Esta es una expresión que hace unos cuántos años acompañaba frecuentemente los recordatorios de las defunciones, y que alguna vez vuelve a aparecer en la actualidad. No tengo nada en contra y me parece muy bien que aparezca de nuevo, siempre y cuando sea cierto esto que dice. Lo que pasa es que, desgraciadamente son muy pocas las personas que mueren habiendo recibido los santos sacramentos y la bendición apostólica; y este hecho es un motivo de gran tristeza para un pastor de la comunidad cristiana y lo tiene que ser también para cualquier fiel de Jesucristo.
Uno se da cuenta que la mayoría de los cristianos sólo lo son de nombre, porque un día los bautizaron, y después han continuado haciéndose un cristianismo selectivo, a su medida, que tiene poco que ver con el reconocimiento y la adoración de Dios verdadero y, en cambio va en busca de la idolatría del propio yo. Ante algunas fiestas de bautizos, primeras comuniones o bodas, ¿Dios no podría decir: «Este pueblo se me acerca de palabra, me honra con los labios, pero su corazón se mantiene lejos de mí. La veneración que me tienen es tan sólo un precepto humano, una rutina aprendida» (Is 29,13)? Estas palabras del profeta, ¿no nos tendrían que hacer plantear el sentido de nuestra vida cristiana? Y además del sentido de la vida, también nos tendrían que plantear el sentido de la muerte, porque en este mundo sólo estamos de paso, y a veces vivimos como si no nos tuviéramos que morir nunca. ¡Ah! ¿Pensamos bastante que un día nos tendremos que presentar ante Dios, que juzgará nuestra vida?

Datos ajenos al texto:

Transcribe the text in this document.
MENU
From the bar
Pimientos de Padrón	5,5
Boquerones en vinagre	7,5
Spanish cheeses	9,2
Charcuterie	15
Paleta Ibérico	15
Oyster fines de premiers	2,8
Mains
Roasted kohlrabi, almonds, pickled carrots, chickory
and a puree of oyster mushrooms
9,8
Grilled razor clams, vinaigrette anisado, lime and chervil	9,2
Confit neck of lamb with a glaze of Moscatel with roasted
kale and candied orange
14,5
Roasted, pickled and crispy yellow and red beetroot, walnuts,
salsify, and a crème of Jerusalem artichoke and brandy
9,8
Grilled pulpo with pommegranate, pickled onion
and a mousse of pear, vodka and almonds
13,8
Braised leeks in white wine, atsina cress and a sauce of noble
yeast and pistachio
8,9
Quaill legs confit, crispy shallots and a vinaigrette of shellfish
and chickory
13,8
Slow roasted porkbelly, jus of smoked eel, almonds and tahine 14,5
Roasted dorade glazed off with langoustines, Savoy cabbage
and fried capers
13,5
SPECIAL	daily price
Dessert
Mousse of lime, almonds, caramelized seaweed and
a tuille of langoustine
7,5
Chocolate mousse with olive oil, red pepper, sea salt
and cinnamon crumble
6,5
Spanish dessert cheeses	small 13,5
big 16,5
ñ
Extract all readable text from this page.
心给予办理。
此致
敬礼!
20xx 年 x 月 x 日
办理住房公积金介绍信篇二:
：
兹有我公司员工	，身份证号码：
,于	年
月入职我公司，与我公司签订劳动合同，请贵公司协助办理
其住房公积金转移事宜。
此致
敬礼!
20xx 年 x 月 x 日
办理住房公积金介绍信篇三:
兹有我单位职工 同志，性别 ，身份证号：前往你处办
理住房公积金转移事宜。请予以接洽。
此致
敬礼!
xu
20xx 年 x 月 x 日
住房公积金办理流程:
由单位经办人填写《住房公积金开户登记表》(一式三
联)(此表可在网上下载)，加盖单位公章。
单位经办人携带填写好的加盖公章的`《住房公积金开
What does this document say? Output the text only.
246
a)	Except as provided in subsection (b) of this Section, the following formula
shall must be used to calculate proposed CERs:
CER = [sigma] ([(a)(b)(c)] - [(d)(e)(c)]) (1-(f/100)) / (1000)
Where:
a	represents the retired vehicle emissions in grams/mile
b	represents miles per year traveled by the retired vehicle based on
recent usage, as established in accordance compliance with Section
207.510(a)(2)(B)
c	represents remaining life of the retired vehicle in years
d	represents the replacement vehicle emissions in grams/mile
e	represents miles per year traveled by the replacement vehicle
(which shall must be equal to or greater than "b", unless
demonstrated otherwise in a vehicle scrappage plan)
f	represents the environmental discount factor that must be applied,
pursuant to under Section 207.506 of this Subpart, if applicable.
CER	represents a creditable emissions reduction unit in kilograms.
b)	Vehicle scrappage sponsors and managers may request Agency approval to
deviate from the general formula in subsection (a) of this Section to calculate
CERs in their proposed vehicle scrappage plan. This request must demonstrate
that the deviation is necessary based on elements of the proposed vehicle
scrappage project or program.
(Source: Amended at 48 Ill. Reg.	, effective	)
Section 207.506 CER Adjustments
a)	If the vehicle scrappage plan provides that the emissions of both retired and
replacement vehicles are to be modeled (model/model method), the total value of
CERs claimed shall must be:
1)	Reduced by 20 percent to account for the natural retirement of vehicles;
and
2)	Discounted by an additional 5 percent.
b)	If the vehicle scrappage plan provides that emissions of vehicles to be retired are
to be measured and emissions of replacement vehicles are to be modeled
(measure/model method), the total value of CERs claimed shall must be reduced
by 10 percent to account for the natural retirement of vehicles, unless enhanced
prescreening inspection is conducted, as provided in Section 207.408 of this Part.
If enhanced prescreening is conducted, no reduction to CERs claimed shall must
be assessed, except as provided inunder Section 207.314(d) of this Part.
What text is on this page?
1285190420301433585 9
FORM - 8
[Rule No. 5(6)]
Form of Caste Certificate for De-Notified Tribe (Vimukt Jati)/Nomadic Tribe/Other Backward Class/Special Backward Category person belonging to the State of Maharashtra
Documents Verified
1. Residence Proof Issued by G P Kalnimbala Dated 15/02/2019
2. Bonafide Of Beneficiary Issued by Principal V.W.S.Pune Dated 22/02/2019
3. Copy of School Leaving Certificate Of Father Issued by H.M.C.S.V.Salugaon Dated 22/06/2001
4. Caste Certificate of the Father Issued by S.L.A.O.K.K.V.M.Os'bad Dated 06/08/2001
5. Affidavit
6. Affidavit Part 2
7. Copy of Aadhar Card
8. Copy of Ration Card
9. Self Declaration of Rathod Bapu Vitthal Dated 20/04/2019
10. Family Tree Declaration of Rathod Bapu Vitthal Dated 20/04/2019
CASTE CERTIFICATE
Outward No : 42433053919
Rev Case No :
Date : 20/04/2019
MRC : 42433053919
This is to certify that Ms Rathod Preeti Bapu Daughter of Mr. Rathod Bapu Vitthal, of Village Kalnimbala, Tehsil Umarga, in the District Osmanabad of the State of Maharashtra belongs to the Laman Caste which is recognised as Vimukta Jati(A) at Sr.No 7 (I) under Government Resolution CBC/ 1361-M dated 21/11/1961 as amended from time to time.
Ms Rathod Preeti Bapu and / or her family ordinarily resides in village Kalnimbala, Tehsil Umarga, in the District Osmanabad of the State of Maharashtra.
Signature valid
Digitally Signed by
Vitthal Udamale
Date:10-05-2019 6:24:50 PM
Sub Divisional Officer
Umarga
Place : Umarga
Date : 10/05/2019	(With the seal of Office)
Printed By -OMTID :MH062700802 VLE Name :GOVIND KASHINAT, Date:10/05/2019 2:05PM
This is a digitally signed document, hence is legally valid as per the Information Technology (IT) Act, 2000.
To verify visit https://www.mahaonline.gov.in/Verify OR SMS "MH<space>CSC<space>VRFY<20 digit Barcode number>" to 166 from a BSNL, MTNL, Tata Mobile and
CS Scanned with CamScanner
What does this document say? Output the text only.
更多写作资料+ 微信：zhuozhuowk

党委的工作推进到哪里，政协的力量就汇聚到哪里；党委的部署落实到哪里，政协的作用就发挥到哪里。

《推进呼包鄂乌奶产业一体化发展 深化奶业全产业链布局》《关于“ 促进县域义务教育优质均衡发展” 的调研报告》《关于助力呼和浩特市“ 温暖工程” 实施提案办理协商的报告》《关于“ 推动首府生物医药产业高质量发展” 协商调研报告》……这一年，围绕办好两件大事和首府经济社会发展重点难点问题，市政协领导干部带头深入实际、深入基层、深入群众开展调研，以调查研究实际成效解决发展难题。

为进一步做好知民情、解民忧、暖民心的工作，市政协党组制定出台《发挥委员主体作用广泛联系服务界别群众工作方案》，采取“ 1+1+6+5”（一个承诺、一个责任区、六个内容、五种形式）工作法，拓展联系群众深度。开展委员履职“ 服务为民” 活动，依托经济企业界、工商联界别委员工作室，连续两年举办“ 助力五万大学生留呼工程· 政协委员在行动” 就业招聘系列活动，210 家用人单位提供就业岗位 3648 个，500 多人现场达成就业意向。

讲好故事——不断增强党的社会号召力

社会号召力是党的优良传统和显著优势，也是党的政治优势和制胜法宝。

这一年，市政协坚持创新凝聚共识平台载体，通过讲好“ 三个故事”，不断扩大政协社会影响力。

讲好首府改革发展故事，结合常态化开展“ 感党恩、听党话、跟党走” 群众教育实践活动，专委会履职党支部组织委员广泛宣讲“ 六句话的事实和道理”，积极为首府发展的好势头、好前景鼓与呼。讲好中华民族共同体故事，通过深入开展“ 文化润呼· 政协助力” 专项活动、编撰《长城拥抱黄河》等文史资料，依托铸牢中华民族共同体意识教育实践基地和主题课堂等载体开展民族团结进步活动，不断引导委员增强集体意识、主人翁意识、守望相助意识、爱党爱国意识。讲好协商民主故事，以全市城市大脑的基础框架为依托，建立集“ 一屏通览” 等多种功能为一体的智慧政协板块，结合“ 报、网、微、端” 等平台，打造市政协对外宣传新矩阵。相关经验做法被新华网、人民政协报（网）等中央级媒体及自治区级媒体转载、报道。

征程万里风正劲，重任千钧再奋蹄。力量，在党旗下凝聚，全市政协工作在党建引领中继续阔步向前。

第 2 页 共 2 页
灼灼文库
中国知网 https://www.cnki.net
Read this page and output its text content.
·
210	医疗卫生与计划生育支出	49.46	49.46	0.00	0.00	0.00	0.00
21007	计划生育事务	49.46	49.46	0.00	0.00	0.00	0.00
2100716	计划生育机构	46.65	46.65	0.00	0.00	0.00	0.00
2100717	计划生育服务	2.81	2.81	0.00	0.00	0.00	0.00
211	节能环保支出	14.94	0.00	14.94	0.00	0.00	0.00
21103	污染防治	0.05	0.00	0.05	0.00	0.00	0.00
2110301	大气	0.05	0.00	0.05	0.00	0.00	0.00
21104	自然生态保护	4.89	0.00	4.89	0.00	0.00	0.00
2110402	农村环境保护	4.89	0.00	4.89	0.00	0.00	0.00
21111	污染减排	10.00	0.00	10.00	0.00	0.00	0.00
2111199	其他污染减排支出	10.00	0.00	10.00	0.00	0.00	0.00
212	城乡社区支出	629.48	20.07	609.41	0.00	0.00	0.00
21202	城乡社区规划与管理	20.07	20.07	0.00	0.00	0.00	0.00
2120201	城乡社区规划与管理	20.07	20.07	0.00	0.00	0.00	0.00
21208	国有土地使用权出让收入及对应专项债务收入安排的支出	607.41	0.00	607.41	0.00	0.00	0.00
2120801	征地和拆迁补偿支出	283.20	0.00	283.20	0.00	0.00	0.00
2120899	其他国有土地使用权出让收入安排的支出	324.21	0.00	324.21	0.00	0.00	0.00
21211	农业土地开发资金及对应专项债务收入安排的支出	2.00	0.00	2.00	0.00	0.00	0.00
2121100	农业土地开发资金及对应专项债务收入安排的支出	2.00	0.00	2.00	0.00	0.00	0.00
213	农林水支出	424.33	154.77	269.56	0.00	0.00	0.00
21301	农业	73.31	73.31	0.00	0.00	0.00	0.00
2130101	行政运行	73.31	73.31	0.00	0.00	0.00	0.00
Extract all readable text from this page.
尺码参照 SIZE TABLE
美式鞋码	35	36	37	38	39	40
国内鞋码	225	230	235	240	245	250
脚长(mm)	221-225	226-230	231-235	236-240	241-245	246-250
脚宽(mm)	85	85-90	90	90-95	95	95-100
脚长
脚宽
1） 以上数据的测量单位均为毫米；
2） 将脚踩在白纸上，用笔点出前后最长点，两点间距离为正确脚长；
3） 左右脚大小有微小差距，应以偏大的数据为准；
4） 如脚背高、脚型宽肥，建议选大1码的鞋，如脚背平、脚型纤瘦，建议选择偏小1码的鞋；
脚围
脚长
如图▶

La enfermedad nos muestra la caducidad de la vida, pero a la vez, junto con el sufrimiento y la incertidumbre que comporta, también nos abre las puertas de la esperanza gracias al ejemplo de Jesucristo, que se acercaba a los enfermos, se compadecía de ellos y los curaba. Jesucristo curaba los enfermos en un doble sentido: a unos los curaba de su enfermedad y a otros los daba confort espiritual; ahora bien, en los dos casos, los enfermos recibían el perdón de sus pecados. La misericordia de Jesucristo hacia los enfermos se manifiesta hoy en el sacramento de la unción y en la comunión traída a las personas que sufren en la cama del dolor. La unción no es un hecho siniestro, ni la corroboración de una sentencia de muerte ante un hecho irreversible, sino el sacramento que conforta los enfermos y que, en algunos casos, determinados por Dios les devuelve incluso la salud. Por eso, la unción no es un sacramento para darlo in extremis a los moribundos, sino un sacramento para los enfermos, aunque de la enfermedad no se derive peligro de muerte.
Es triste ver como hay personas que se consideran cristianas, pero no llaman el sacerdote para que visite a sus familiares enfermos, privándolos así de una gran ayuda espiritual; o avisan, cuando el enfermo ya está inconsciente, o quizás acaba de morir. «No queremos que se asuste», acostumbran a decir, ¡Dios mío, qué visión tan triste del sacramento de la unción, del ministerio sacerdotal y de la cura de los enfermos! ¿Tendrían el mismo temor si lo tuvieran que convencer porque tiene que firmar el testamento? Aprovechemos y valoremos, pues, todos los medios que Dios nos da para cultivar nuestra relación con él; no vivamos en el olvido de todo y en la des-preocupación, ni a lo largo de la vida, ni en la enfermedad, ni a la hora de la muerte, porque en todas las etapas necesitamos el alimento espiritual que nos fortalece y hace más estrechada nuestra relación con el Señor.